Lisanti also knew about a group in Italy that had promising results researching the treatment of bacterial associated cancers. Researchers at the San Raffaele Scientific Institute in Italy were successful in treating lymphomas of the eye caused by chlamydial infections using an antibiotic. Patients participating in their clinical trial experienced significant tumor shrinkage and resistance to recurrent cancer growth following the antibiotic therapy.
Lisanti chose an array of cancers to test, growing them in a lab and then harvesting their stem cells. “We tried really hard to make our research not work,” he said. In an effort to build a robust study, he selected twelve different cancer lines from eight tumor types, including those specific to the breast, prostrate, skin, and brain. To test his antibiotic theory, the tried and true antibiotics from each of five classes were used to attempt the suppression of stem cell replication and expansion. The results were significant across the board, showing a decrease in mitochondrial function with treatment from each drug.

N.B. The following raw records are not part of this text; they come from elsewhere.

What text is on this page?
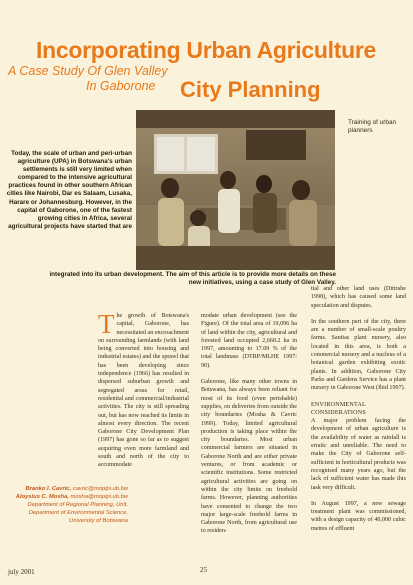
Incorporating Urban Agriculture
A Case Study Of Glen Valley
In Gaborone City Planning
Training of urban planners
Today, the scale of urban and peri-urban agriculture (UPA) in Botswana's urban settlements is still very limited when compared to the intensive agricultural practices found in other southern African cities like Nairobi, Dar es Salaam, Lusaka, Harare or Johannesburg. However, in the capital of Gaborone, one of the fastest growing cities in Africa, several agricultural projects have started that are
integrated into its urban development. The aim of this article is to provide more details on these new initiatives, using a case study of Glen Valley.
The growth of Botswana's capital, Gaborone, has necessitated an encroachment on surrounding farmlands (with land being converted into housing and industrial estates) and the sprawl that has been developing since independence (1966) has resulted in dispersed suburban growth and segregated areas for retail, residential and commercial/industrial activities. The city is still spreading out, but has now reached its limits in almost every direction. The recent Gaborone City Development Plan (1997) has gone so far as to suggest acquiring even more farmland and south and north of the city to accommodate
Branko I. Cavric, cavric@mopipi.ub.bw
Aloysius C. Mosha, mosha@mopipi.ub.bw
Department of Regional Planning, Unit, Department of Environmental Science, University of Botswana
modate urban development (see the Figure). Of the total area of 19,096 ha of land within the city, agricultural and forested land occupied 2,668.2 ha in 1997, amounting to 17.09 % of the total landmass (DTRP/MLHE 1997: 90).
Gaborone, like many other towns in Botswana, has always been reliant for most of its food (even perishable) supplies, on deliveries from outside the city boundaries (Mosha & Cavric 1999). Today, limited agricultural production is taking place within the city boundaries. Most urban commercial farmers are situated in Gaborone North and are either private ventures, or from academic or scientific institutions. Some restricted agricultural activities are going on within the city limits on freehold farms. However, planning authorities have consented to change the two major large-scale freehold farms in Gaborone North, from agricultural use to residen-
tial and other land uses (Dittrabe 1998), which has caused some land speculation and disputes.
In the southern part of the city, there are a number of small-scale poultry farms. Sanitas plant nursery, also located in this area, is both a commercial nursery and a nucleus of a botanical garden exhibiting exotic plants. In addition, Gaborone City Parks and Gardens Service has a plant nursery in Gaborone West (Ibid 1997).
ENVIRONMENTAL CONSIDERATIONS
A major problem facing the development of urban agriculture is the availability of water as rainfall is erratic and unreliable. The need to make the City of Gaborone self-sufficient in horticultural products was recognised many years ago, but the lack of sufficient water has made this task very difficult.
In August 1997, a new sewage treatment plant was commissioned, with a design capacity of 40,000 cubic metres of effluent
july 2001	25
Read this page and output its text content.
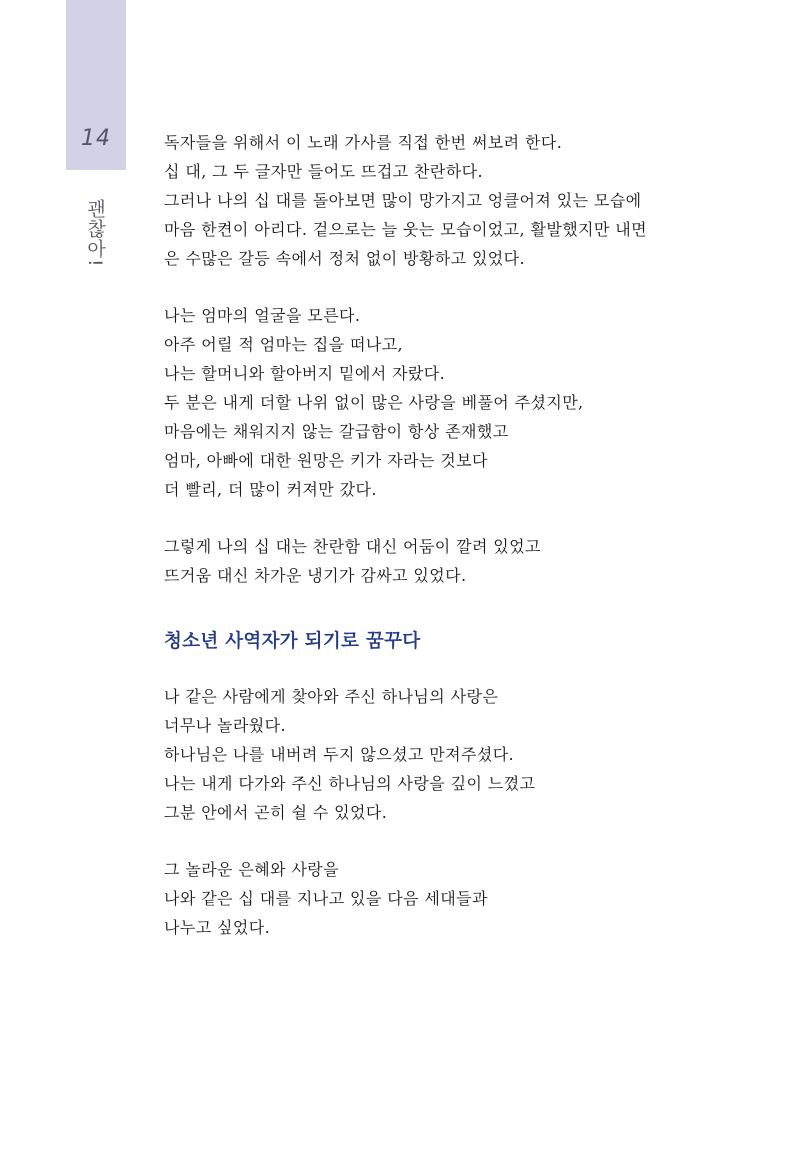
14
괜찮아!
독자들을 위해서 이 노래 가사를 직접 한번 써보려 한다.
십 대, 그 두 글자만 들어도 뜨겁고 찬란하다.
그러나 나의 십 대를 돌아보면 많이 망가지고 엉클어져 있는 모습에
마음 한켠이 아리다. 겉으로는 늘 웃는 모습이었고, 활발했지만 내면
은 수많은 갈등 속에서 정처 없이 방황하고 있었다.
나는 엄마의 얼굴을 모른다.
아주 어릴 적 엄마는 집을 떠나고,
나는 할머니와 할아버지 밑에서 자랐다.
두 분은 내게 더할 나위 없이 많은 사랑을 베풀어 주셨지만,
마음에는 채워지지 않는 갈급함이 항상 존재했고
엄마, 아빠에 대한 원망은 키가 자라는 것보다
더 빨리, 더 많이 커져만 갔다.
그렇게 나의 십 대는 찬란함 대신 어둠이 깔려 있었고
뜨거움 대신 차가운 냉기가 감싸고 있었다.
청소년 사역자가 되기로 꿈꾸다
나 같은 사람에게 찾아와 주신 하나님의 사랑은
너무나 놀라웠다.
하나님은 나를 내버려 두지 않으셨고 만져주셨다.
나는 내게 다가와 주신 하나님의 사랑을 깊이 느꼈고
그분 안에서 곤히 쉴 수 있었다.
그 놀라운 은혜와 사랑을
나와 같은 십 대를 지나고 있을 다음 세대들과
나누고 싶었다.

However, doxycycline was the study’s clear winner. Doxycycline, a member of a broad spectrum group of antibiotics referred to as the tetracyclines, has enjoyed sustained success for over forty years in treating bacterial and parasitic infections. Although certain types of bacteria have developed resistance against it, doxycycline remains a strong player in the fight against strains that cause acne and many types of respiratory and sexually transmitted diseases. It is this same antibiotic that had been successful treating chlamydial related lymphoma in Italy.
The success of doxycycline in the initial cancer stem cell research provided a strong foundation for further clinical studies. The possible ramifications of its success are striking, both in terms of economics and the lack of side effects common to most cancer drugs. A three week course of doxycycline can cost as little as five dollars, making it accessible to patients around the world. Furthermore, doxycycline is already an FDA approved drug, a factor that could expedite future clinical trials.
Further research is needed to validate the treatment of cancer as an infectious disease, including the potential development of personal resistance to the antibiotic. Despite that concern, this study showed that there may be several viable antibiotic options if resistance to one arises. More extensive testing against a greater range of cancer types is warranted as well. However, the work of Lisanti’s team, thanks to the serendipitous suggestion from an eight-year-old girl, offers a potentially powerful addition to our cancer fighting arsenal.